JSON-Relational Duality

This is the feature that most genuinely changes how applications can be written. Duality views let you define a JSON view on top of relational tables, and crucially, the JSON view is updatable. Your application can write a single JSON document and Oracle distributes the changes across the underlying normalized tables.

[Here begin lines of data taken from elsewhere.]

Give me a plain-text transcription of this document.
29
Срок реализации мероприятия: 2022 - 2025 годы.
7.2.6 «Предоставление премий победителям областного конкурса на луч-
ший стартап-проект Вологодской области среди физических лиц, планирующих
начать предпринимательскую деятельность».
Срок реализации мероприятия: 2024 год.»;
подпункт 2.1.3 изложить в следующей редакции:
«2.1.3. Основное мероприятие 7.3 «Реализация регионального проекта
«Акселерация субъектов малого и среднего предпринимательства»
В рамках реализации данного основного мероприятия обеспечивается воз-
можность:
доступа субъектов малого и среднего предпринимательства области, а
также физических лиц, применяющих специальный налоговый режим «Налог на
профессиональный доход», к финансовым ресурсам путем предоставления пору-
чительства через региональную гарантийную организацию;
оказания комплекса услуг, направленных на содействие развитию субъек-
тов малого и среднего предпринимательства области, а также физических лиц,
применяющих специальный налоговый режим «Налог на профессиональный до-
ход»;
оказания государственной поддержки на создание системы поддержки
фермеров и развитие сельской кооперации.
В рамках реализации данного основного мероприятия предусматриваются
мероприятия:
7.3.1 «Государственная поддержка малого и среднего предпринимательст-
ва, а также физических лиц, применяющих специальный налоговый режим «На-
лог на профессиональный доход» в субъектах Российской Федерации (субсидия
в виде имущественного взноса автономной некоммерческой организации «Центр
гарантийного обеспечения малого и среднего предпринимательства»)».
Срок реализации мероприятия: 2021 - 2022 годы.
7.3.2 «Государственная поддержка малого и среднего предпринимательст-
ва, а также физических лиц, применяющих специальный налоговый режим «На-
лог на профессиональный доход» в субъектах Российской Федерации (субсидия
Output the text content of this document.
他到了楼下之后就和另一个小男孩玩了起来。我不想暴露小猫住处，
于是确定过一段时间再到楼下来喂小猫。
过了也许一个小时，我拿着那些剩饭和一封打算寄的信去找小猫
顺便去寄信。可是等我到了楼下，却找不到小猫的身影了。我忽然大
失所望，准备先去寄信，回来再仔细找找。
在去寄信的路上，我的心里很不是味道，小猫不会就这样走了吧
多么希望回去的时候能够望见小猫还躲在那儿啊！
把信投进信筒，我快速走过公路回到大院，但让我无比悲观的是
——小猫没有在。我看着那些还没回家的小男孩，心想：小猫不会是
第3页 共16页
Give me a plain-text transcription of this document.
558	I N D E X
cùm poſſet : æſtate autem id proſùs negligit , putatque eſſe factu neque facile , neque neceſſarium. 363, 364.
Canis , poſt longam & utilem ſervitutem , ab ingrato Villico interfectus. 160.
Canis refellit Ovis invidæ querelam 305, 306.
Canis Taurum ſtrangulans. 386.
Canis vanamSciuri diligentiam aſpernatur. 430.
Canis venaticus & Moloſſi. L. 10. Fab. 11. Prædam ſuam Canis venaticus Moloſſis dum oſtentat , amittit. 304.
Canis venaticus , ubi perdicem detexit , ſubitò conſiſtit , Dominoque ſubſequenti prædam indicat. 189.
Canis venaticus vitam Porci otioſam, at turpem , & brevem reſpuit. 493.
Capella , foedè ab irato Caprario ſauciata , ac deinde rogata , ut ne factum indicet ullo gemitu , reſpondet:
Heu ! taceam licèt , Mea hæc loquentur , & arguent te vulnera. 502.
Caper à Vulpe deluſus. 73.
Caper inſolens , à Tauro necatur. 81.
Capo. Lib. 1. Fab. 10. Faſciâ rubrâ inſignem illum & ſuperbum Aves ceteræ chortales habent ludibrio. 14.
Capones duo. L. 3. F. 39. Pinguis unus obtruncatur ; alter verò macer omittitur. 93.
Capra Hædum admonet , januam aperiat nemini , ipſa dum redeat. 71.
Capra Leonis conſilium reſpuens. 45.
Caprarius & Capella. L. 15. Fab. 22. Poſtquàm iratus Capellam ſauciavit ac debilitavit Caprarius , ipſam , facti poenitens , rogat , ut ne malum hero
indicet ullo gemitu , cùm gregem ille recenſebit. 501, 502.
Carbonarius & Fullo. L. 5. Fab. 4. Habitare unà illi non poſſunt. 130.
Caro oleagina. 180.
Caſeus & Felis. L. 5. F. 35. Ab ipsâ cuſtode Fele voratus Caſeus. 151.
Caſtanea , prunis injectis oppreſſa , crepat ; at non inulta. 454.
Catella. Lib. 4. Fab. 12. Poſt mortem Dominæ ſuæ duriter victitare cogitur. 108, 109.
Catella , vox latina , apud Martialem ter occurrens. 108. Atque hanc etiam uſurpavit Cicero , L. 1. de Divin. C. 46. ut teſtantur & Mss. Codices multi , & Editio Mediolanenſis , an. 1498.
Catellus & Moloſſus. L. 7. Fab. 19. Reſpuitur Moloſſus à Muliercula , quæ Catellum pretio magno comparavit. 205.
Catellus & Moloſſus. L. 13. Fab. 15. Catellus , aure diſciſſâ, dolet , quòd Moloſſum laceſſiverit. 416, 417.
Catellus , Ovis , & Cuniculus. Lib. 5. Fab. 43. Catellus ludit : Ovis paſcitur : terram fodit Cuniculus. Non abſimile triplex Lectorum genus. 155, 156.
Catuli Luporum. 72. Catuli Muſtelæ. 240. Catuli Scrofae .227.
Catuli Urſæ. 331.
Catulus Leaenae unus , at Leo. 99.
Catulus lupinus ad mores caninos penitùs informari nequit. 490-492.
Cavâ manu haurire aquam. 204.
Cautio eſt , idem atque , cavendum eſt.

CREATE JSON DUALITY VIEW orders_dv AS
  SELECT JSON {
    'orderId'  : o.id,
    'customer' : (SELECT JSON {'id': c.id, 'name': c.name}
                  FROM customers c WHERE c.id = o.customer_id),
    'lines'    : (SELECT JSON_ARRAYAGG(
                    JSON {'sku': l.sku, 'qty': l.qty})
                  FROM order_lines l WHERE l.order_id = o.id)
  }
  FROM orders o WITH UPDATE;

This is one of the cleanest answers to “use a document DB or relational DB?” I’ve seen. You get strict referential integrity at the storage layer and document-shaped reads/writes at the application layer. The compromises that usually force the choice — denormalize for the document model, or normalize and stitch in the app — both disappear.

The catch is that duality requires careful schema design upfront. You can’t bolt it onto an existing chaotic schema and expect clean documents to fall out. But for new applications, it’s worth designing the schema with duality in mind from day one.

Developer-experience wins

Three small features that compound:

  • Boolean datatype. You can finally declare BOOLEAN columns directly in DDL and use them in SQL, without a NUMBER(1) CHECK ... workaround.
  • IF [NOT] EXISTS on CREATE/DROP. No more wrapper PL/SQL blocks for idempotent DDL.
  • GROUP BY column aliases. You can group by an alias declared in the same SELECT — a small win that improves readability everywhere.

None of these is a megafeature. Together they remove enough friction that writing SQL in 23ai feels noticeably better than 19c. The kind of difference that’s invisible in slides and obvious in your editor.

What it doesn’t change

A few things worth being clear about:

  • It’s still Oracle. Licensing, edition tiers, and the operational learning curve are unchanged. If your team didn’t enjoy running Oracle on 19c, 23ai won’t fix that.
  • AI features don’t replace good schema design. Vector search and Select AI are layers on top of your model — they don’t compensate for a bad one.
  • Cloud-only features exist. Some advertised capabilities ship first on Autonomous Database and trail to on-prem. Verify availability for your specific edition before planning.

Should you upgrade?

If you’re on 19c, the planning question is when, not whether. 19c remains supported for a while, but 23ai is now the canonical target. Things to weigh:

  • Application certification. Critical apps need testing on 23ai before any production move.
  • Driver versions. JDBC, ODP.NET, and node-oracledb all need compatible versions.
  • Standby strategy. Data Guard configurations need verification with the new release.
  • Feature-driven moves. If you need vector search, duality views, or specific 23ai-only features, the upgrade conversation starts now. If you don’t, it’s a normal supportable-version-floor migration.

For new projects starting today, 23ai is the right default. The DX improvements alone make it a better authoring experience than 19c, and starting on the current release saves a future migration. The AI features and duality are bets you can take or leave depending on what you’re building — but the floor of 23ai is already higher than 19c was.